Bu durumda Genel Başkan ve partinin ikinci adamı teşkilattan sorumlu genel başkan yardımcısı Gürsel Tekin’in stratejisi, 2009 yerel seçimlerinde İstanbul’da yakaladıkları %37’in sihirli formülünü bu kez tüm Türkiye’ye yaymak. Yani? Sıkı çalışan bir üst kadro, çoğulculuk, Türkiye genelinde adam adama markaj ve son yıllarda CHP’ye oy veremeyen iki kilit kesime açılım: Kürtler ve mütedeyyinler.

Geçen hafta Ankara’da görüştüğüm üst düzey bir Ak Partili net konuştu: “CHP için % 30 çok büyük bir başarı olur. Bizi, CHP’nin yeni söylemi ya da Kılıçdaroğlu’na kamuoyu desteği zorlamaz. Bizi zorlayacak tek şey, yeni CHP’nin Ak Parti’yi taklit etmesi olur.”

Ana muhalefet partisi seçime giderken tam da bunu yapmayı planlıyor. CHP’nin büyük tantanalarla yürürlüğe giren yeni tüzüğü, Ak Parti’ninkini andırıyor. Genel sekreter zayıf; buna karşın genel başkan yardımcılarının kesin hatlarla çizilmiş görev alanları var. (İnanılmaz ama geçmişte yoktu). Ak Parti’de olduğu gibi kadınlar, Kürtler ve dini gruplara yönelik özel görevlendirilmiş isimler var.
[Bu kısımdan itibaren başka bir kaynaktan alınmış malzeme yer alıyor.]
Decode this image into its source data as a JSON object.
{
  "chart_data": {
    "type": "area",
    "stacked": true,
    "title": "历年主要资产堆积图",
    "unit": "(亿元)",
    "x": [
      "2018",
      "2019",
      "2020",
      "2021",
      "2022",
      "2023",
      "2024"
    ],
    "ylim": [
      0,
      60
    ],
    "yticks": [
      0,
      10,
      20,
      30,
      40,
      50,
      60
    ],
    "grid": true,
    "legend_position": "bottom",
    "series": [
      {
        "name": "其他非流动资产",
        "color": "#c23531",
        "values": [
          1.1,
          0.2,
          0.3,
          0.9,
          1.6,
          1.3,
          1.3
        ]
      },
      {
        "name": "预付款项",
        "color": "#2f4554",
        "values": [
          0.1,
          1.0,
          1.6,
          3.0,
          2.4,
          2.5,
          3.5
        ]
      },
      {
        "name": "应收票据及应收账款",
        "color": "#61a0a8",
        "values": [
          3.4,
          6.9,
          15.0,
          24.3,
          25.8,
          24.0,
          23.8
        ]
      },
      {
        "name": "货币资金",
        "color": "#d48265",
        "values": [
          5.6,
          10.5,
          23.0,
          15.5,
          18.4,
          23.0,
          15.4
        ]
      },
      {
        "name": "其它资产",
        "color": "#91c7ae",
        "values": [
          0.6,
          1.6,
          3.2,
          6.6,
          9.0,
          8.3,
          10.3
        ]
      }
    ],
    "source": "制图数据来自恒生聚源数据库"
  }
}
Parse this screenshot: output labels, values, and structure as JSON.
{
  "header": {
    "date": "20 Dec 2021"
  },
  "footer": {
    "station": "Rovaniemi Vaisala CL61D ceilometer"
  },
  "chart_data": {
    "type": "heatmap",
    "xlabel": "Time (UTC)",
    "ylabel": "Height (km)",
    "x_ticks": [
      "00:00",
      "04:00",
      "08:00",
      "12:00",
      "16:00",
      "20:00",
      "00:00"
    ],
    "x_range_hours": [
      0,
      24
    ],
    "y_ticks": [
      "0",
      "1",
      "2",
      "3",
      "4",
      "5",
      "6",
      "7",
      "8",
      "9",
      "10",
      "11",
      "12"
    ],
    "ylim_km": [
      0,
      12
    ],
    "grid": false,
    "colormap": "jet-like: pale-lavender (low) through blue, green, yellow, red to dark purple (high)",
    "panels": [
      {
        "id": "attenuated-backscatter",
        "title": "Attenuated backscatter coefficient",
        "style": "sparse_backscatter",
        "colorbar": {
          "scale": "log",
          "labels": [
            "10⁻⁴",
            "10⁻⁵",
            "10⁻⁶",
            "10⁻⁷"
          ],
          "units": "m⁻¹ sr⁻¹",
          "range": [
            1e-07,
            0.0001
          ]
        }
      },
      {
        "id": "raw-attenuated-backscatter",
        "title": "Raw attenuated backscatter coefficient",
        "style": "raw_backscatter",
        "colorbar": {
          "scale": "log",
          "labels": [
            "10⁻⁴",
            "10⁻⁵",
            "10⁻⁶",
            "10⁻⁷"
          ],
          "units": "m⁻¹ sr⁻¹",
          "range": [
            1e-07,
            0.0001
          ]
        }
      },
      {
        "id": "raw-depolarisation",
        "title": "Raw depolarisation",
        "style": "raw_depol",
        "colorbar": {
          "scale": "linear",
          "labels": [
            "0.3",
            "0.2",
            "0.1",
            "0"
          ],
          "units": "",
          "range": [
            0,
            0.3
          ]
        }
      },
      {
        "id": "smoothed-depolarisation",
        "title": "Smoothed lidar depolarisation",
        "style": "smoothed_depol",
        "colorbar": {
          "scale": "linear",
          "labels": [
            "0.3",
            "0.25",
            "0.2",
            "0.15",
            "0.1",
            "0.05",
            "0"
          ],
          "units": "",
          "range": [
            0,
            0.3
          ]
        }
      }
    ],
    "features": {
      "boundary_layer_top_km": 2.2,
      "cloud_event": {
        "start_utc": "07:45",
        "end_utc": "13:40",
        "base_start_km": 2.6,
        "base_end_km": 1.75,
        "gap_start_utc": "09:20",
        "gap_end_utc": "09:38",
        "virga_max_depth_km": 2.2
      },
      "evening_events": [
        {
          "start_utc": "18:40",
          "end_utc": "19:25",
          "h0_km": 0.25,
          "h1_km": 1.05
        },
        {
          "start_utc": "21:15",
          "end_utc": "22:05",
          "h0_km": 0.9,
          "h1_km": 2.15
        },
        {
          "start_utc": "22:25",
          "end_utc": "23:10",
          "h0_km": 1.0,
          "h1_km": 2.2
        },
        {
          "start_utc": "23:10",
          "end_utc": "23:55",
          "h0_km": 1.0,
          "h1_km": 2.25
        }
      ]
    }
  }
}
Kılıçdaroğlu aynı Tayyip Erdoğan gibi parti MYK’sını seçerken seçime yönelik yüksek performanslı isimlere yönelmiş durumda. Partinin kasası Hurşit Güneş’de; ekonomi, bundan sonraki aşamada amaç piyasalara güven vermek olacağı için Hazine kökenli Faik Öztrak’da. Umut Oran, Süheyl Batum, kurmay pozisyonlarını koruyorlar. Osman Korutürk, PM üyesi Faruk Loğoğlu’yla birlikte CHP’yi dış politikada söz söyler hale getirmeyi hedefleyecek. Eski Trabzon belediye başkanı Volkan Canalioğlu, sadece Karadeniz’de Ak Parti’nin yükselişine karşı değil, aynı zamanda Trabzon’da uyguladığı formülü diğer belediyelere de yaymak için getirilmiş. Bir Karadenizli karşısında önemli bir Kürt aydını olan Sezgin Tanrıkulu var. Sena Kaleli Bursa’daki çalışmalarıyla öne çıktı; bugün parti içi eğitimden sorumlu.

Her vekil bir ilden sorumlu
Bu atamalardaki amaç, AK Parti’de olduğu gibi soluk soluğa sürekli koşuşturan bir üst mekanizma oluşturmak.

Geçmişte CHP’de sorun, milletvekillerin ölçülebilir başarı kriterleri olmamasıydı. Bu sefer Ak Parti’ye benzeyen bir diğer yeni uygulama, her milletvekili ve parti meclisi üyesinin belli bir ilden sorumlu olması. Örneğin Melda Onur, Antalya, Şahin Mengü Diyarbakır, Sezgin Tanrıkulu Denizli, ilahiyat kökenli Muhammet Çakmak Gümüşhane’den sorumlu. Başarıları, o illerdeki durumla ölçülebilir olacak.
Bakalım bu yolla sadece ideolojik altyapısını değil, örgütlenmesini de değiştiren çalışan CHP, önümüzdeki 6 ayda seçim hedeflerini tutturabilecek mi?